Na semana passada, uma Carta Aberta, escrita pelo médico ginecologista e obstetra Dr. Rogério Vicente se espalhou pelas redes sociais. Em resposta aos questionamentos no médico, que aponta um atraso de 5 meses no pagamento dos salários dos profissionais que atuam na Maternidade do HNSG, a Secretaria de Saúde, ré em uma ação movida pela Irmandade de Nossa Senhora das Graças, se manifestou. Em nota divulgada à imprensa, o secretário de Saúde, Sr. Cláudio Figueiredo, afirma que com o último bloqueio, no valor de R$2.717.268,12, o contrato com a INSG encontra-se em dia.
Diante da afirmação do secretário, a INSG esclarece que os valores bloqueados no último dia 22 de novembro ainda não foram repassados ao hospital, isso porque o Município de Sete Lagoas, além de recurso judicial, apresentou manifestação no processo pedindo a revisão da decisão. O Hospital protocolou manifestação acerca desta petição no último dia 02/12/16 e ainda aguarda a decisão acerca desta.
Em função disso, os compromissos firmados junto a médicos, inclusive da Maternidade, e fornecedores não foram cumpridos por ausência de recursos financeiros para tanto. O processo, neste momento, está aguardando a apreciação do Judiciário.
Vale destacar, neste contexto, que a INSG somente optou por buscar o Poder Judiciário depois que todas as tentativas de diálogo se esgotaram. “Acordos foram assinados, inclusive junto ao Ministério Público, e não foram cumpridos. Não tínhamos outra saída”, afirma o presidente do Conselho de Administração da INSG, Heber Moreira.

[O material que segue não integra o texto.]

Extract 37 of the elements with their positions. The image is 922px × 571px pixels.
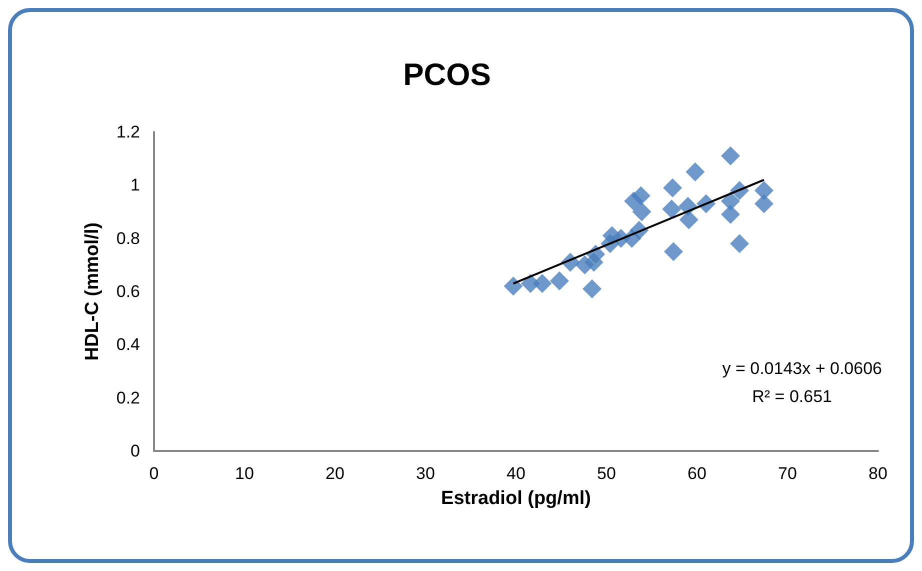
- point: [679, 210, 698, 230]
- x-tick-label: 60: [688, 464, 706, 483]
- point: [754, 180, 774, 200]
- point: [504, 276, 523, 296]
- x-tick-label: 50: [597, 464, 616, 483]
- point: [664, 242, 683, 262]
- point: [663, 178, 682, 198]
- point: [686, 162, 705, 182]
- annotation: R² = 0.651: [752, 387, 832, 406]
- x-axis-title: Estradiol (pg/ml): [441, 488, 591, 509]
- point: [631, 186, 650, 206]
- y-tick-label: 0.4: [116, 335, 140, 354]
- chart-title: PCOS: [403, 57, 491, 92]
- point: [550, 271, 569, 290]
- y-tick-label: 1.2: [116, 122, 140, 142]
- y-tick-label: 0.6: [116, 282, 140, 301]
- point: [662, 200, 682, 219]
- point: [720, 204, 740, 224]
- x-tick-label: 30: [416, 464, 435, 483]
- point: [582, 279, 602, 298]
- x-tick-label: 20: [326, 464, 344, 483]
- point: [754, 194, 774, 214]
- x-tick-label: 70: [778, 464, 797, 483]
- x-tick-label: 0: [149, 464, 159, 483]
- y-tick-label: 0.2: [116, 388, 140, 408]
- y-axis-title: HDL-C (mmol/l): [82, 222, 103, 361]
- y-tick-label: 1: [130, 176, 140, 195]
- x-tick-label: 40: [506, 464, 526, 483]
- point: [730, 234, 750, 254]
- y-tick-label: 0: [130, 442, 140, 460]
- x-tick-label: 80: [868, 464, 888, 483]
- point: [632, 202, 652, 222]
- point: [532, 274, 552, 294]
- y-tick-label: 0.8: [116, 228, 140, 248]
- point: [720, 146, 740, 166]
- x-tick-label: 10: [235, 464, 254, 483]
- annotation: y = 0.0143x + 0.0606: [722, 359, 882, 378]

Nesta oportunidade, a Irmandade de Nossa Senhora das Graças aproveita para esclarecer que, ao contrário do que afirmou o Sr. Cláudio Figueiredo em entrevista ao Jornal Sete Dias (edição 1.297 de 2/12/2016), a transferência de R$600 mil, realizada recentemente, não deixa “o município religiosamente em dia com a instituição”. Com relação ao pagamento citado, a INSG esclarece que ele é referente às parcelas de setembro e outubro do repasse estadual para o Programa Rede Cegonha e aos repasses federais Pós Fixados Diárias de UTI, Alta Complexidade Hospitalar e Ambulatorial – Tomografia. Esses repasses, vale constar, são depositados pelo Estado e União para o Município que, por sua vez, realiza o pagamento aos prestadores de serviço, o que é o caso do HNSG. Portanto, esses valores não são oriundos da arrecadação municipal, e sim de convênios firmados com os governos Estadual e Federal.
Ao contrário do que afirma a Secretaria de Saúde, mesmo com o pagamento dos R$ 2.491.436,34 ordenados pela Justiça, o Município ainda apresenta débito no valor total de R$1.970,981.94 junto à INSG. Esse montante é referente às parcelas de outubro e novembro das contrapartidas municipal e de retaguarda, ao repasse pós fixado de Terapia Renal Substitutiva relativo ao mês de outubro e ao repasse estadual do Programa Rede Cegonha referente ao mês de agosto cujos atrasos, infelizmente, colocam em risco a operação do HNSG, em função da incapacidade financeira do Hospital Nossa Senhora das Graças em suportar todos estes custos sem a contrapartida de recursos devidos pelo município.
Vale ressaltar, nesta oportunidade, que mais de 70% dos atendimentos realizados pelo Hospital Nossa Senhora das Graças são voltados para pacientes do SUS. Neste montante podemos incluir internações, diárias de UTI Neonatal, Pediátrica e Adulta, cirurgias, sessões de Hemodiálise, emergências cardiológicas, que incluem cirurgias de alta complexidade e procedimentos hemodinâmicos. Na Maternidade, única da região, o índice de atendimento a pacientes do SUS é de 85%.